The appellant was an art dealer in Essex County, Massachusetts. While on a business trip in Hamilton County, Tennessee, he represented to Lewis Card, a Chattanooga Industrialist and businessman, who dabbles in art occasionally, that he owned Gauguin’s L’lnvocation, for which he paid $1,500,-000.00, and would sell a one-third interest in it for $500,000.00. Appellant further represented that he had arranged a sale of the painting for $2,000,000.00, but that his liquidity or cash flow position was so critical as to require some sacrifice, and thus he was willing to share his good fortune, and bountiful, quick profits, with Mr. Card. Appropriate documentation was executed, and Mr. Card instructed his bank in Chattanooga to transmit the funds to the appellant’s bank in Massachusetts.
Since L’lnvocation has reposed in the National Gallery of Art for many years appellant had neither title nor possession thereto. He was presented in Hamilton County, Tennessee, on January 23, 1980, for feloniously obtaining money under false pretenses and grand larceny, and entered a plea of guilty on September 18, 1980, reserving the right *287to appeal pursuant to Rule 37, Tennessee Rules of Criminal Procedure. The Massachusetts indictment was returned on March 3, 1980, and appellant entered a plea of guilty on July 29,1980. The Massachusetts Court sentenced him to twenty (20) months confinement; the Tennessee Court sentenced him to not less than five years nor more than five years, with the sentence to be served concurrently with that imposed by the Massachusetts Court.

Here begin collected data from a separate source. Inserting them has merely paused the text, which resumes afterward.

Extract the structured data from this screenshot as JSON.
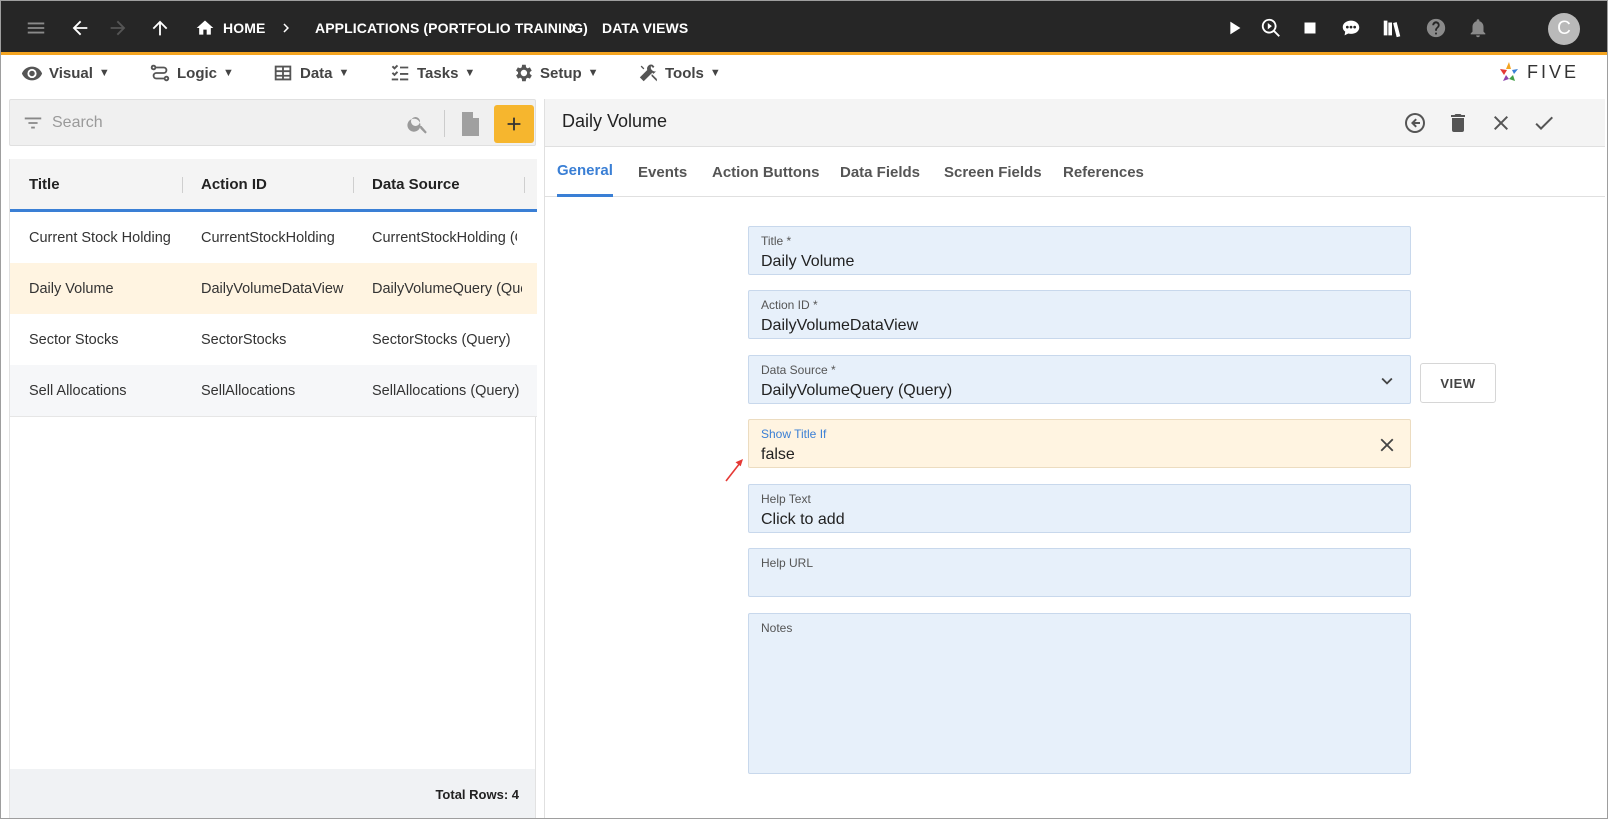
{
  "topbar": {
    "crumbs": [
      "HOME",
      "APPLICATIONS (PORTFOLIO TRAINING)",
      "DATA VIEWS"
    ],
    "avatar_initial": "C"
  },
  "menu": {
    "items": [
      {
        "label": "Visual",
        "icon": "eye-icon"
      },
      {
        "label": "Logic",
        "icon": "logic-icon"
      },
      {
        "label": "Data",
        "icon": "table-icon"
      },
      {
        "label": "Tasks",
        "icon": "checklist-icon"
      },
      {
        "label": "Setup",
        "icon": "gear-icon"
      },
      {
        "label": "Tools",
        "icon": "tools-icon"
      }
    ],
    "caret": "▼",
    "logo_text": "FIVE"
  },
  "search": {
    "placeholder": "Search"
  },
  "grid": {
    "columns": [
      "Title",
      "Action ID",
      "Data Source"
    ],
    "rows": [
      [
        "Current Stock Holding",
        "CurrentStockHolding",
        "CurrentStockHolding (Query)"
      ],
      [
        "Daily Volume",
        "DailyVolumeDataView",
        "DailyVolumeQuery (Query)"
      ],
      [
        "Sector Stocks",
        "SectorStocks",
        "SectorStocks (Query)"
      ],
      [
        "Sell Allocations",
        "SellAllocations",
        "SellAllocations (Query)"
      ]
    ],
    "selected_row": 1,
    "footer": "Total Rows: 4"
  },
  "form": {
    "title": "Daily Volume",
    "tabs": [
      "General",
      "Events",
      "Action Buttons",
      "Data Fields",
      "Screen Fields",
      "References"
    ],
    "active_tab": "General",
    "fields": {
      "title": {
        "label": "Title *",
        "value": "Daily Volume"
      },
      "action_id": {
        "label": "Action ID *",
        "value": "DailyVolumeDataView"
      },
      "data_source": {
        "label": "Data Source *",
        "value": "DailyVolumeQuery (Query)"
      },
      "show_title_if": {
        "label": "Show Title If",
        "value": "false"
      },
      "help_text": {
        "label": "Help Text",
        "value": "Click to add"
      },
      "help_url": {
        "label": "Help URL",
        "value": ""
      },
      "notes": {
        "label": "Notes",
        "value": ""
      }
    },
    "view_button": "VIEW"
  },
  "colors": {
    "accent": "#3a7fd5",
    "add_button": "#f6b62e",
    "topbar": "#262626",
    "topbar_border": "#f4a420",
    "field_bg": "#e7f0fa",
    "field_warn_bg": "#fff4e1",
    "annotation_arrow": "#e53935"
  }
}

The disposition of this case is controlled by the decision of the Supreme Court in Lavon v. State, 586 S.W.2d 112 (Tenn.1979). In Lavon, the defendant committed armed robbery of a federally insured bank. He was indicted and convicted for the federal felony; thereafter, he was indicted by a county grand jury for the crime of bank robbery with the use of a firearm. The trial court dismissed the indictment on double jeopardy grounds. The Court of Criminal Appeals reversed, and its judgment was affirmed by the Supreme Court which noted that the doctrine of dual sovereignty still prevails in Tennessee. Appellant’s claim of due process deprivation has no validity; successive prosecutions by different sovereigns do not subject him to double jeopardy. Bartkus v. Illinois, 359 U.S. 121, 79 S.Ct. 676, 3 L.Ed.2d 684 (1959). In Lavon, the sovereignties were Federal and State; and it is mildly urged that a constitutional distinction can be thereby logically inferred. A sovereign is a sovereign and we ascertain no legal distinctions, for the purposes of jeopardy, between a State or Federal entity.
Our Supreme Court has concerned itself with the issue of lack of fundamental fairness in successive prosecutions, Lavon, supra, but opted to leave the matter to legislative discretion, as most States have done. Our legislature has not accepted the invitation thus tendered, and this case is not likely to add any weight to the invitation.
Appellant pleaded guilty in Essex County, Massachusetts, to a multi-count indictment which included the false pretense charge heretofore described. Whether Massachusetts generally, or Essex County specifically, had jurisdiction is an interesting academic exercise; it is interesting to note that Massachusetts thought the theft of $500,000.00 was worth only 20 months confinement. The expeditious plea and sentence in that State should not in consideration of societal fairness enable the appellant essentially to escape punishment. Judgment affirmed.
WALKER, P. J., and SCOTT, J., concur.